When Dykeman was hired by the XFL, his former assistant Daniel Mehleisen became the CA football head coach. Mehleisen took on his new role last fall.

“Dan is one of my best friends. I think the world of him,” stated Dykeman. “I don’t think people understand how competitive their league is.”

Dykeman believes that the XFL compares favorably to prep school in that teams have players from different areas of the country and world.

“I love the game, man,” said Dykeman. “I think it is the greatest sport and life lesson there is. You surround yourself with people from different backgrounds and ethnicities.”
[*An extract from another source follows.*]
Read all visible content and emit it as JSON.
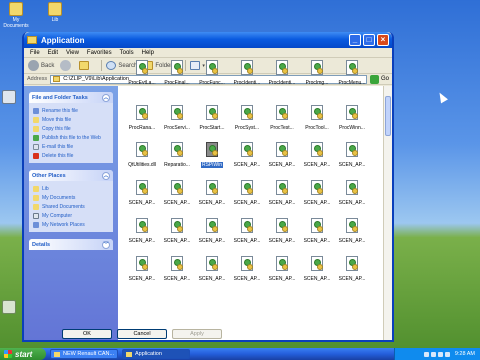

Dykeman feels that football teaches people to overcome adversity. In the fall of 2020 at CA, he was happy that his team was able to play three games during the pandemic.

“We tested every week and there were no cases of COVID,” recalled Dykeman.

While he is no longer a head coach, Dykeman enjoyed having the opportunity to assist last fall with the Cheshire High School football program. Led by Head Coach Don Drust, CHS (7-5) won their first state playoff game since 2009 and reached the Class L semifinals.

“I just wanted to be helpful. I was so impressed with the staff, especially Don,” reflected Dykeman, whose daughters will both be attending CHS in the fall. “If I can, I would love to keep helping out with the program.”

After assisting with the Rams last year, Dykeman traveled to Arlington, Texas, to work on a mix of XFL duties. Since Jan. 2, he has attended senior all-star games and pro days, along with helping to plan training camps.

“We want to be sure that we are good to go for the season,” added Dykeman.